16 luglio 2023: Carlos Alcaraz batte Novak Djokovic in finale a Wimbledon e conquista il suo secondo Slam.
17 marzo 2024: Carlos Alcaraz batte Daniil Medvedev in finale ad Indian Wells e vince il suo quinto Masters1000.
E in mezzo? Per qualcuno (molti) il vuoto, la crisi, il crollo. Per altri (pochi) un fisiologico calo, alcuni errori e un’inevitabile periodo di apprendimento.
Per Carlitos è stata sicuramente una lunga attesa. Sono otto i mesi trascorsi dal trionfo in Inghilterra a quello in California, un periodo che – a suo dire – è stato molto complicato. “Ho attraversato mesi difficili” – ha raccontato il n°2 del mondo in conferenza stampa dopo essere riuscito a confermare il titolo ottenuto nel 2023, diventando il primo da Novak Djokovic (2014-2016) a vincere il BNP Paribas Open per due anni consecutivi.
“Dopo Wimbledon è stato un periodo complicato, non riuscivo a ritrovare il mio gioco. Sono felice di aver vinto questo torneo perché mi sono ritrovato e mi sono sentito davvero bene“ – ha poi proseguito il murciano, evidenziando ancora una volta quanto il suo tennis dipenda (anche) dal suo umore.
Anche, ma non solo. Perché nel corso del torneo il livello di Alcaraz è aumentato progressivamente partita dopo partita, da quel tie-break mal giocato contro Arnaldi fino ad arrivare al dominio assoluto con Zverev (post api) nei quarti di finale. Carlitos non giocava così bene dalla splendida finale di Cincinnati persa contro Novak Djokovic, che forse ha lasciato qualche strascico nella psiche del giovane spagnolo, apparso meno brillante negli ultimi mesi del 2023. Quasi meno felice di stare in campo.

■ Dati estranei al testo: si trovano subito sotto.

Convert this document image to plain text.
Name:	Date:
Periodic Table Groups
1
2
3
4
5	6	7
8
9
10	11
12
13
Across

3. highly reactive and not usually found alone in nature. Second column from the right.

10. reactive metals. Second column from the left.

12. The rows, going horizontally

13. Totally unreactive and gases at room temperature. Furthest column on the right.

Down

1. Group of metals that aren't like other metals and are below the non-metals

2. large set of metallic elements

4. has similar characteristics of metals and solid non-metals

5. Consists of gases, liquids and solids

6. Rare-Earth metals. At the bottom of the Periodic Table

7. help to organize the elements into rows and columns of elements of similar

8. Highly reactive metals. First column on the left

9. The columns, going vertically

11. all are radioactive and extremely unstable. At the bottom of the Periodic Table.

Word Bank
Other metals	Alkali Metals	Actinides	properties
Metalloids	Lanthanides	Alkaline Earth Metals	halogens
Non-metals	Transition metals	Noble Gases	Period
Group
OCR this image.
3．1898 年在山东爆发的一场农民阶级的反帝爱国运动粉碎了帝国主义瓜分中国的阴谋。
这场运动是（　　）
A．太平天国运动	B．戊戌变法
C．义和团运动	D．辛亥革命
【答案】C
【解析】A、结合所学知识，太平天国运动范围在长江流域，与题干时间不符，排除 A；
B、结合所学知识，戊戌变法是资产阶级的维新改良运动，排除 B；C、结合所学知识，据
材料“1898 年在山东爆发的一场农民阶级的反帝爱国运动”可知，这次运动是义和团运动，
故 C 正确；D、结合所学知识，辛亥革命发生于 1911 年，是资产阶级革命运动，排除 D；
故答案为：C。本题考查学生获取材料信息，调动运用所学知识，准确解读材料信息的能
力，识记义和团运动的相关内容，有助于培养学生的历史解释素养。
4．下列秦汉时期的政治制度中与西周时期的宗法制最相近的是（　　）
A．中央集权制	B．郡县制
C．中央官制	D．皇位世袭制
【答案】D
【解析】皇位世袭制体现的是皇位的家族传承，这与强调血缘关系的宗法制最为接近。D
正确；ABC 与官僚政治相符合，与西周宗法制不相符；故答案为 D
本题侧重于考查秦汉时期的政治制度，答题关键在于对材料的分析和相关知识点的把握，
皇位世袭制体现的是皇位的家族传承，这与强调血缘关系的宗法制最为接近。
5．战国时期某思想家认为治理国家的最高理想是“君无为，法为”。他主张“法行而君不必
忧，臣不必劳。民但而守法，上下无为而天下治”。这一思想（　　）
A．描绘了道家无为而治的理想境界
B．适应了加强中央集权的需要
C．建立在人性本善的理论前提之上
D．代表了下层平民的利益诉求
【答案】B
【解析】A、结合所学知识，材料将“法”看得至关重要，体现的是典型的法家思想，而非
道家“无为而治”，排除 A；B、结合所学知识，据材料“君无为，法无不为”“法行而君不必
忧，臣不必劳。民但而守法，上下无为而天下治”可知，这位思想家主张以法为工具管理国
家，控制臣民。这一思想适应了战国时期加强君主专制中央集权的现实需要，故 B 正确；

Non è detto che abbia influito, ma di sicuro non avrà aiutato l’enorme pressione cui era sottoposto in Spagna. Orfani di un Nadal ormai alle battute finali, le aspettative di un paese abituato a stravincere erano ricadute da qualche tempo sulle giovani spalle di Carlos. Che però, come qualsiasi altro tennista (e sportivo), non può certo vincere per sempre.
In uno sport in cui perdere è la normalità troppe persone spesso si dimenticano di quanto la vittoria sia qualcosa di unico ed eccezionale. Anche quando i successi iniziano ad essere parecchi, magari pure consecutivi, si tende a dare un po’ tutto troppo per scontato. E alla prima fase di calo ecco che i critici da divano e gli allenatori da tastiera tornano a farsi sentire.
Il tennis però, come la vita, è fatto di momenti. In alcune fasi va tutto bene, riesce tutto magari anche con relativa semplicità, mentre in altre ci si impegna forse anche di più, ma las cosas no salen si direbbe a casa Alcaraz, non tutto va per il verso giusto.
È proprio in quei momenti che emerge il campione, colui che riesce a reagire non nonostante le difficoltà, ma apprendendo da esse. È ciò che è accaduto, per esempio, nella semifinale contro Sinner, che negli ultimi due scontri diretti si era dimostrato complessivamente superiore. Una superiorità portata in campo anche nel primo set, dominato da Jannik, prima che Carlitos iniziasse pian piano a trovare contromisure e contrattaccare.
La posizione in risposta più arretrata di Alcaraz e una palla decisamente più alta, lenta e carica hanno poco a poco destabilizzato Sinner, permettendo allo spagnolo di tornare a battere il rivale un anno dopo l’ultima volta e di mantenere saldo il n°2 del ranking. In finale è invece stata la solita battaglia di nervi contro un Medvedev che ha ormai compreso la necessità di essere più aggressivo contro i migliori, ma contro questo Alcaraz non è bastato.
Con un nuovo ‘1000’ alle porte (dove l’anno scorso si fermò in semifinale) e, soprattutto, alla vigilia della stagione su terra battuta, il 20enne di Murcia sarà atteso da un altro tour de force non indifferente. Fare meglio del 2023 sarà complicato: se ci riuscirà tanto di cappello, ma se non ce la farà non sarà il caso di allarmarsi prematuramente. Tanto più per uno che a vent’anni ha già vinto 13 tornei, più la metà dei quali sono Slam (2) o Masters1000 (5).
Carlitos ha ritrovato il sorriso.
O forse, semplicemente, non lo aveva mai davvero smarrito.